Anick menjelaskan, aspek utama dalam Teori Denny JA adalah pergeseran otoritas keagamaan akibat AI dan dunia digital. Menurut dia, dulu, akses terhadap pemahaman agama dikendalikan oleh pemuka agama dan institusi keagamaan. Tafsir agama diwariskan secara hierarkis melalui ulama, pendeta, atau guru spiritual.
Kini, kata Anick, AI memungkinkan siapa pun untuk mengakses ribuan tafsir dari berbagai tradisi hanya dalam hitungan detik, menerjemahkan teks ke dalam berbagai bahasa, serta membandingkan konteks sejarah dan sosial dalam agama.
“Pemuka agama tetap memiliki tempat dalam membimbing komunitas, tetapi kini bukan lagi satu-satunya sumber rujukan,” tambah Anick.
Penerapan AI dalam Pemahaman Agama
Anick mencontohhkan, di Arab Saudi, AI mulai digunakan untuk menjawab pertanyaan seputar Islam berdasarkan kitab-kitab klasik.
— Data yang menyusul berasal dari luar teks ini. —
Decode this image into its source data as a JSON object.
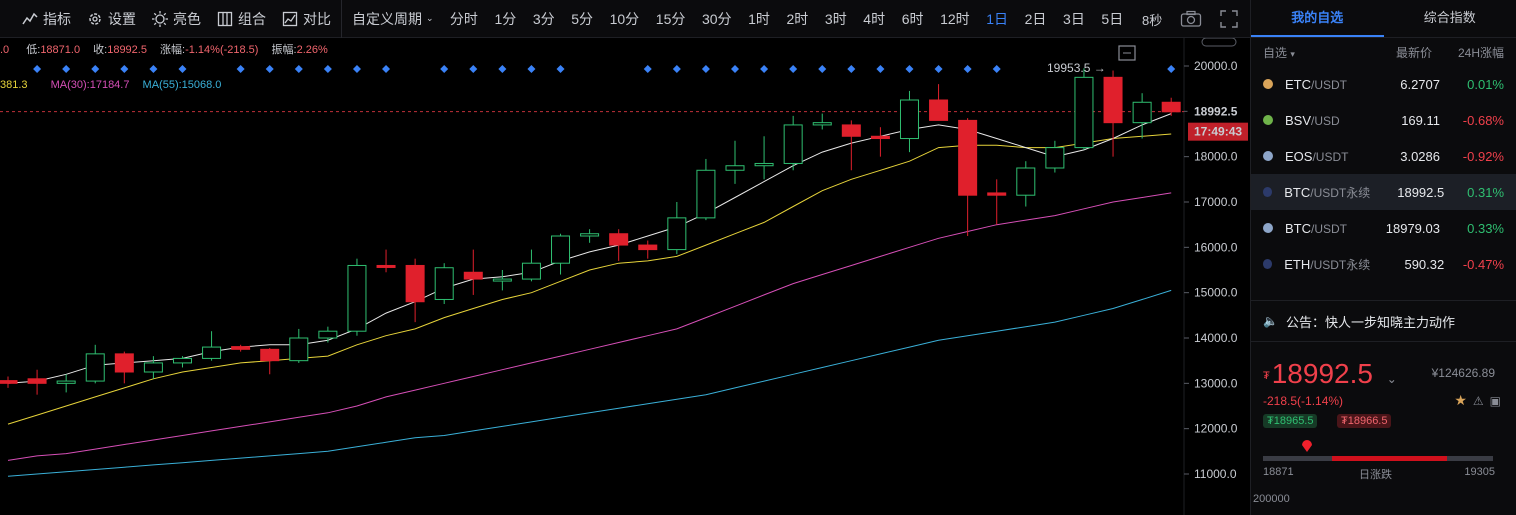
{
  "toolbar": {
    "buttons": [
      {
        "label": "指标",
        "icon": "indicator-icon"
      },
      {
        "label": "设置",
        "icon": "gear-icon"
      },
      {
        "label": "亮色",
        "icon": "sun-icon"
      },
      {
        "label": "组合",
        "icon": "layout-icon"
      },
      {
        "label": "对比",
        "icon": "compare-icon"
      }
    ],
    "custom_period": "自定义周期",
    "periods": [
      "分时",
      "1分",
      "3分",
      "5分",
      "10分",
      "15分",
      "30分",
      "1时",
      "2时",
      "3时",
      "4时",
      "6时",
      "12时",
      "1日",
      "2日",
      "3日",
      "5日"
    ],
    "active_period": "1日",
    "refresh": "8秒"
  },
  "info": {
    "open_tail": ".0",
    "low_label": "低:",
    "low": "18871.0",
    "close_label": "收:",
    "close": "18992.5",
    "chg_label": "涨幅:",
    "chg": "-1.14%(-218.5)",
    "amp_label": "振幅:",
    "amp": "2.26%"
  },
  "ma_legend": [
    {
      "text": "381.3",
      "color": "#e6d33a"
    },
    {
      "text": "MA(30):17184.7",
      "color": "#d64fb7"
    },
    {
      "text": "MA(55):15068.0",
      "color": "#3ab0d8"
    }
  ],
  "chart_data": {
    "type": "candlestick",
    "y_ticks": [
      "20000.0",
      "19000.0",
      "18000.0",
      "17000.0",
      "16000.0",
      "15000.0",
      "14000.0",
      "13000.0",
      "12000.0",
      "11000.0"
    ],
    "ylim": [
      10600,
      20250
    ],
    "current_price": "18992.5",
    "countdown": "17:49:43",
    "high_annotation": "19953.5",
    "candles": [
      {
        "o": 13060,
        "h": 13150,
        "l": 12900,
        "c": 13000
      },
      {
        "o": 13100,
        "h": 13300,
        "l": 12750,
        "c": 13000
      },
      {
        "o": 13000,
        "h": 13200,
        "l": 12800,
        "c": 13050
      },
      {
        "o": 13050,
        "h": 13850,
        "l": 13000,
        "c": 13650
      },
      {
        "o": 13650,
        "h": 13700,
        "l": 13000,
        "c": 13250
      },
      {
        "o": 13250,
        "h": 13600,
        "l": 13100,
        "c": 13450
      },
      {
        "o": 13450,
        "h": 13600,
        "l": 13350,
        "c": 13550
      },
      {
        "o": 13550,
        "h": 14150,
        "l": 13500,
        "c": 13800
      },
      {
        "o": 13810,
        "h": 13850,
        "l": 13700,
        "c": 13750
      },
      {
        "o": 13750,
        "h": 13780,
        "l": 13200,
        "c": 13500
      },
      {
        "o": 13500,
        "h": 14200,
        "l": 13450,
        "c": 14000
      },
      {
        "o": 14000,
        "h": 14250,
        "l": 13900,
        "c": 14150
      },
      {
        "o": 14150,
        "h": 15750,
        "l": 14050,
        "c": 15600
      },
      {
        "o": 15600,
        "h": 15950,
        "l": 15450,
        "c": 15580
      },
      {
        "o": 15600,
        "h": 15750,
        "l": 14350,
        "c": 14800
      },
      {
        "o": 14850,
        "h": 15650,
        "l": 14750,
        "c": 15550
      },
      {
        "o": 15450,
        "h": 15950,
        "l": 14950,
        "c": 15300
      },
      {
        "o": 15300,
        "h": 15500,
        "l": 15050,
        "c": 15300
      },
      {
        "o": 15300,
        "h": 15950,
        "l": 15250,
        "c": 15650
      },
      {
        "o": 15650,
        "h": 16300,
        "l": 15400,
        "c": 16250
      },
      {
        "o": 16250,
        "h": 16400,
        "l": 16100,
        "c": 16300
      },
      {
        "o": 16300,
        "h": 16400,
        "l": 15700,
        "c": 16050
      },
      {
        "o": 16050,
        "h": 16150,
        "l": 15750,
        "c": 15950
      },
      {
        "o": 15950,
        "h": 17000,
        "l": 15850,
        "c": 16650
      },
      {
        "o": 16650,
        "h": 17950,
        "l": 16600,
        "c": 17700
      },
      {
        "o": 17700,
        "h": 18350,
        "l": 17400,
        "c": 17800
      },
      {
        "o": 17800,
        "h": 18450,
        "l": 17500,
        "c": 17850
      },
      {
        "o": 17850,
        "h": 18900,
        "l": 17700,
        "c": 18700
      },
      {
        "o": 18700,
        "h": 18950,
        "l": 18600,
        "c": 18750
      },
      {
        "o": 18700,
        "h": 18800,
        "l": 17700,
        "c": 18450
      },
      {
        "o": 18450,
        "h": 18650,
        "l": 18000,
        "c": 18400
      },
      {
        "o": 18400,
        "h": 19450,
        "l": 18100,
        "c": 19250
      },
      {
        "o": 19250,
        "h": 19600,
        "l": 18800,
        "c": 18800
      },
      {
        "o": 18800,
        "h": 18850,
        "l": 16250,
        "c": 17150
      },
      {
        "o": 17200,
        "h": 17500,
        "l": 16500,
        "c": 17150
      },
      {
        "o": 17150,
        "h": 17900,
        "l": 16900,
        "c": 17750
      },
      {
        "o": 17750,
        "h": 18350,
        "l": 17650,
        "c": 18200
      },
      {
        "o": 18200,
        "h": 19950,
        "l": 18150,
        "c": 19750
      },
      {
        "o": 19750,
        "h": 19900,
        "l": 18000,
        "c": 18750
      },
      {
        "o": 18750,
        "h": 19400,
        "l": 18400,
        "c": 19200
      },
      {
        "o": 19200,
        "h": 19300,
        "l": 18900,
        "c": 18990
      }
    ],
    "ma_short": [
      13000,
      13050,
      13200,
      13400,
      13450,
      13500,
      13550,
      13700,
      13800,
      13850,
      13850,
      13950,
      14200,
      14550,
      14800,
      15100,
      15300,
      15350,
      15450,
      15700,
      15900,
      16050,
      16250,
      16450,
      16750,
      17100,
      17450,
      17800,
      18100,
      18300,
      18450,
      18600,
      18700,
      18600,
      18400,
      18200,
      18000,
      18150,
      18400,
      18700,
      18950
    ],
    "ma_mid": [
      12100,
      12300,
      12500,
      12700,
      12900,
      13100,
      13250,
      13350,
      13450,
      13500,
      13550,
      13600,
      13850,
      14050,
      14200,
      14450,
      14650,
      14850,
      15000,
      15250,
      15500,
      15650,
      15700,
      15800,
      16050,
      16300,
      16550,
      16900,
      17250,
      17500,
      17700,
      17900,
      18200,
      18250,
      18250,
      18200,
      18200,
      18300,
      18400,
      18450,
      18500
    ],
    "ma30": [
      11300,
      11400,
      11450,
      11550,
      11650,
      11750,
      11850,
      11950,
      12050,
      12150,
      12250,
      12350,
      12500,
      12700,
      12850,
      13000,
      13150,
      13300,
      13450,
      13600,
      13750,
      13900,
      14050,
      14200,
      14450,
      14700,
      14950,
      15200,
      15400,
      15600,
      15800,
      16000,
      16200,
      16350,
      16500,
      16600,
      16700,
      16850,
      17000,
      17100,
      17200
    ],
    "ma55": [
      10950,
      11000,
      11050,
      11100,
      11150,
      11200,
      11250,
      11300,
      11350,
      11400,
      11450,
      11500,
      11600,
      11700,
      11800,
      11850,
      11950,
      12050,
      12150,
      12250,
      12350,
      12450,
      12550,
      12650,
      12750,
      12900,
      13050,
      13200,
      13350,
      13500,
      13650,
      13800,
      13950,
      14050,
      14150,
      14250,
      14350,
      14500,
      14650,
      14850,
      15050
    ],
    "signal_markers": [
      1,
      2,
      3,
      4,
      5,
      6,
      8,
      9,
      10,
      11,
      12,
      13,
      15,
      16,
      17,
      18,
      19,
      22,
      23,
      24,
      25,
      26,
      27,
      28,
      29,
      30,
      31,
      32,
      33,
      34,
      40
    ]
  },
  "panel": {
    "tabs": [
      "我的自选",
      "综合指数"
    ],
    "active_tab": "我的自选",
    "list_header": {
      "name": "自选",
      "price": "最新价",
      "change": "24H涨幅"
    },
    "rows": [
      {
        "base": "ETC",
        "quote": "/USDT",
        "price": "6.2707",
        "change": "0.01%",
        "price_dir": "down",
        "dir": "up",
        "icon_color": "#d9a45a",
        "selected": false
      },
      {
        "base": "BSV",
        "quote": "/USD",
        "price": "169.11",
        "change": "-0.68%",
        "price_dir": "",
        "dir": "down",
        "icon_color": "#6fb34a",
        "selected": false
      },
      {
        "base": "EOS",
        "quote": "/USDT",
        "price": "3.0286",
        "change": "-0.92%",
        "price_dir": "",
        "dir": "down",
        "icon_color": "#8ea6c9",
        "selected": false
      },
      {
        "base": "BTC",
        "quote": "/USDT永续",
        "price": "18992.5",
        "change": "0.31%",
        "price_dir": "",
        "dir": "up",
        "icon_color": "#2c3a6a",
        "selected": true
      },
      {
        "base": "BTC",
        "quote": "/USDT",
        "price": "18979.03",
        "change": "0.33%",
        "price_dir": "",
        "dir": "up",
        "icon_color": "#8ea6c9",
        "selected": false
      },
      {
        "base": "ETH",
        "quote": "/USDT永续",
        "price": "590.32",
        "change": "-0.47%",
        "price_dir": "",
        "dir": "down",
        "icon_color": "#2c3a6a",
        "selected": false
      }
    ],
    "notice": "公告：快人一步知晓主力动作",
    "quote": {
      "currency": "₮",
      "price": "18992.5",
      "cny": "¥124626.89",
      "change": "-218.5(-1.14%)",
      "bid": "₮18965.5",
      "ask": "₮18966.5",
      "low": "18871",
      "high": "19305",
      "range_label": "日涨跌",
      "range_marker": 0.19
    },
    "sub_axis": "200000"
  }
}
AI juga dipakai dalam penerjemahan kitab suci.
"Teknologi ini memungkinkan akses lebih luas ke teks keagamaan dalam berbagai bahasa, mempercepat penyebaran pemahaman agama secara global," papar Anick.
Berikutnya, asisten AI untuk ritual keagamaan di Jepang. Beberapa kuil Buddha menggunakan robot untuk membacakan doa bagi para jamaah.
"Algoritma AI mulai digunakan untuk menganalisis pola perubahan keyakinan dan praktik spiritual dalam masyarakat global," imbuh Anick.
Untuk itu, kata Anick, teori Denny JA melengkapi sosiologi agama klasik dengan memberikan perspektif baru mengenai agama di era AI. Teknologi tidak akan menggantikan esensi pengalaman spiritual, tetapi akan mengubah cara manusia berinteraksi dengan agama dan mencari makna hidup.
"AI mengubah posisi otoritas agama, tetapi tidak menggantikan pengalaman spiritual. Agama akan bertahan, beradaptasi, dan menemukan cara baru untuk memberikan makna bagi kehidupan manusia," tutup Anick.